With the fall of the Byzantine empire in the 15th c., there was an exodus of Greeks both to the West and to Russia. Together with the marriage of Byzantine Sophia and Russian Ivan III, this provided a historical precedent for the Muscovite political theory of the Third Rome, positing Moscow as the legitimate successor to Rome and Byzantium.
Greeks continued to migrate to Russia in the following centuries. Many sought protection, aid and livelihood in a country with a culture related to their own. Greek clerics and soldiers and diplomats found employment in Russia and Ukraine. Many Greek merchants came to make use of privileges that were extended to them in Ottoman-Russian trade. Russian military operations in Greek lands during the Russo-Turkish wars of the late 18th c. brought many Greeks to settle within Russian boundaries, primarily people who collaborated with the Russians in these wars.
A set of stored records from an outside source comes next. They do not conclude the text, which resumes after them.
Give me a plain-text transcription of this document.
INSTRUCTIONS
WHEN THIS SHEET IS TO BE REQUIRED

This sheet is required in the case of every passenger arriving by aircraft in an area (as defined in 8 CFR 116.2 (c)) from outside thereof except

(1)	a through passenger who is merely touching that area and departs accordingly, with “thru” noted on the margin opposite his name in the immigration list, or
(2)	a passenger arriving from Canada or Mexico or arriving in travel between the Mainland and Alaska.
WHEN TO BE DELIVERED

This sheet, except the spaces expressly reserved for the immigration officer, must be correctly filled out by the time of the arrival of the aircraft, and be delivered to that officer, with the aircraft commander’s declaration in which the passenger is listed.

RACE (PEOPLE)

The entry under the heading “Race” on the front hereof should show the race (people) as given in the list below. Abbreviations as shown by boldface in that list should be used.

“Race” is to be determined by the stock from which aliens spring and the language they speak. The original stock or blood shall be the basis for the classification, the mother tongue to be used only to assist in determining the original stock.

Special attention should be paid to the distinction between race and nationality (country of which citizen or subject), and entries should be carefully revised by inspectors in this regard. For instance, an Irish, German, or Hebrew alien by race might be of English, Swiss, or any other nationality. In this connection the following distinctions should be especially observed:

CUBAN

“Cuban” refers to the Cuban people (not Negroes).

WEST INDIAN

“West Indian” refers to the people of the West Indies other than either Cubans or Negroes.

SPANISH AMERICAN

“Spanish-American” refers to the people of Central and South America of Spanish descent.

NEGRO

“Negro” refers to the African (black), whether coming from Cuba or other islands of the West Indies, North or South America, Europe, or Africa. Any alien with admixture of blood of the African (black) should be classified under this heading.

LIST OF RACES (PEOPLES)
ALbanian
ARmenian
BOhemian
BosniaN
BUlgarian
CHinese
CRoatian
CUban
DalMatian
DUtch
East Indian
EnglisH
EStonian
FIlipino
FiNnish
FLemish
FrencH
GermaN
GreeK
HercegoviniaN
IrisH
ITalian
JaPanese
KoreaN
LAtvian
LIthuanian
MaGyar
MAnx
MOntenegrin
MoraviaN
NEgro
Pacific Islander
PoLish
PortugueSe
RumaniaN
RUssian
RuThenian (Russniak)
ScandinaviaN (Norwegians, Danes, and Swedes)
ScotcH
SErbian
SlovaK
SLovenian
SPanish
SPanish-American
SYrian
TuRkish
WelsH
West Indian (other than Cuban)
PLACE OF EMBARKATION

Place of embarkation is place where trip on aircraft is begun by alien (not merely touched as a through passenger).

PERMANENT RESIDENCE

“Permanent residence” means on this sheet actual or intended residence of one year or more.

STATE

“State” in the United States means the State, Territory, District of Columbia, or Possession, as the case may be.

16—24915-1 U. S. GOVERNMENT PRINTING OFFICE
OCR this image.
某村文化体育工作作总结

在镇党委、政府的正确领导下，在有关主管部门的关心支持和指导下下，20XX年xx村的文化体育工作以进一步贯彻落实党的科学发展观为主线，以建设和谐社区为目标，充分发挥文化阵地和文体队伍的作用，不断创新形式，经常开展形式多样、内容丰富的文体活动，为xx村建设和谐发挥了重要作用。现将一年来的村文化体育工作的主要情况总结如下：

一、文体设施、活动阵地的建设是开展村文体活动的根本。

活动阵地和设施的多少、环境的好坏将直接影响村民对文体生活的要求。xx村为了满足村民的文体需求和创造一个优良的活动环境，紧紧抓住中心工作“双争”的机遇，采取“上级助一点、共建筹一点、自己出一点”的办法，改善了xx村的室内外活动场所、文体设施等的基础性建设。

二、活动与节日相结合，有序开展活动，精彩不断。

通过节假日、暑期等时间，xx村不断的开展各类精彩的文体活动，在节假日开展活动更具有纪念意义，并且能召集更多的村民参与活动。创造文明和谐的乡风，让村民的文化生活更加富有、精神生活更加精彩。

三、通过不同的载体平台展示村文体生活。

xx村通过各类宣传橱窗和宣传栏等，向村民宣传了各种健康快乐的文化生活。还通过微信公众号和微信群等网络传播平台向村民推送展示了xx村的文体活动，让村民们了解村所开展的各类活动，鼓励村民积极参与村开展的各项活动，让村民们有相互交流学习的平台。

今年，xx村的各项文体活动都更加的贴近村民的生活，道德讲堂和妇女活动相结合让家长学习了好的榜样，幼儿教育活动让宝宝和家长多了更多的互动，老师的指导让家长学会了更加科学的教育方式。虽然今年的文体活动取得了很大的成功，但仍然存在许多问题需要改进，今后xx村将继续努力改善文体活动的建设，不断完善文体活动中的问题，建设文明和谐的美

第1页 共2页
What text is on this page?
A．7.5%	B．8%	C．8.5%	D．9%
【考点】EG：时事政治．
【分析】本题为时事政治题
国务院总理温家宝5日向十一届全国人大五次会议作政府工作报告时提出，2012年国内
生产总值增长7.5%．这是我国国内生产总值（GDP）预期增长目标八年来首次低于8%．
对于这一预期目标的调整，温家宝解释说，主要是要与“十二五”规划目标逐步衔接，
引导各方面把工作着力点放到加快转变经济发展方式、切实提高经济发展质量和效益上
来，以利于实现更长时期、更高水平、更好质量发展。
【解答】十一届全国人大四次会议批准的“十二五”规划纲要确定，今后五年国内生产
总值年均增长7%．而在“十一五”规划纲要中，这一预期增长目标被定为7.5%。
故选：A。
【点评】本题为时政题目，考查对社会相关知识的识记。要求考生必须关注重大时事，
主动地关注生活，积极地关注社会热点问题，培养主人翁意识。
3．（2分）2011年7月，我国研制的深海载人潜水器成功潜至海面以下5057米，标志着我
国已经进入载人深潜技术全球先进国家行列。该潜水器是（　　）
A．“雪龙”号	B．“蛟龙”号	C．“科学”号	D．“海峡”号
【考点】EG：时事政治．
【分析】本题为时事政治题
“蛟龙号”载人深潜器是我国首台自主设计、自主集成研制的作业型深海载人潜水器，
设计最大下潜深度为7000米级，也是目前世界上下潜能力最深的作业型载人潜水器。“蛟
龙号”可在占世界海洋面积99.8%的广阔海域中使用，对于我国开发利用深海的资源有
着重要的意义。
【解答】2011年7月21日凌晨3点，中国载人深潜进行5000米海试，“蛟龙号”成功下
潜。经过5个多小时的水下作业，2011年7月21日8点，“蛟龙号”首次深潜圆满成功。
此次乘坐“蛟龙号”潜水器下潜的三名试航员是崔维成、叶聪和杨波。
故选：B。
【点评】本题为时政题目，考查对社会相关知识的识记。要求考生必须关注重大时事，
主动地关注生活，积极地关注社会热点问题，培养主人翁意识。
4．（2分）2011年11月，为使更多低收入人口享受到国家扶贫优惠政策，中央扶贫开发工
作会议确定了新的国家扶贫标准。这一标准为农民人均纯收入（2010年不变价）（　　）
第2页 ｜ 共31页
Many also came to settle in newly acquired Russian lands as part of military settler regiments.
According to Greek sources, there were over 500.000 Greeks in tsarist Russia prior to the Russian Revolution, between 150.000 and 200.000 of them within the borders of the present-day Russian Federation.
The numbers and general condition of Greeks in Russia changed drastically with the Russian Revolution and the subsequent Civil War. Most of the Greeks were engaged in trade or other occupations that made them "class enemies" of the Bolshevik government. In addition, Greek forces participated in the Civil War against the Bolsheviks in 1919.
Appr. 50000 Greeks emigrated between 1919 and 1924. When diplomatic relations were established between the Soviet Union and Greece in 1924, the Soviets pressed Greece to repatriate more Greeks from Russia, although Greece already had more than 1,5 million refugees from Turkey to take care of. An agreement was reached, however, allowing Armenian refugees in Greece to settle in Soviet Armenia in exchange for some 70.000 Greeks repatriated from the Soviet union.
In the Stalin era, many Greeks were deported to remote parts of the Soviet union, and Greek Orthodox churches, Greek-language schools and other cultural institutions were closed.
During World War II, the Greeks first suffered under Nazi occupation of the Black Sea area. Then in 1944, when Crimea was liberated in 1944, most of the Greeks of Crimea were exiled to Kazakhstan, along with the Crimean Tatars.
The last major immigration of Greeks to Russia and the Soviet Union began in 1950, as supporters of the Communists in the Greek civil war of 1949 became political refugees. Over 10.000 of them ended up in the Soviet Union.
After de-Stalinization under Khrushchov, Greeks were gradually allowed to return to their homes in the Black Sea region. Many have emigrated to Greece since 1956.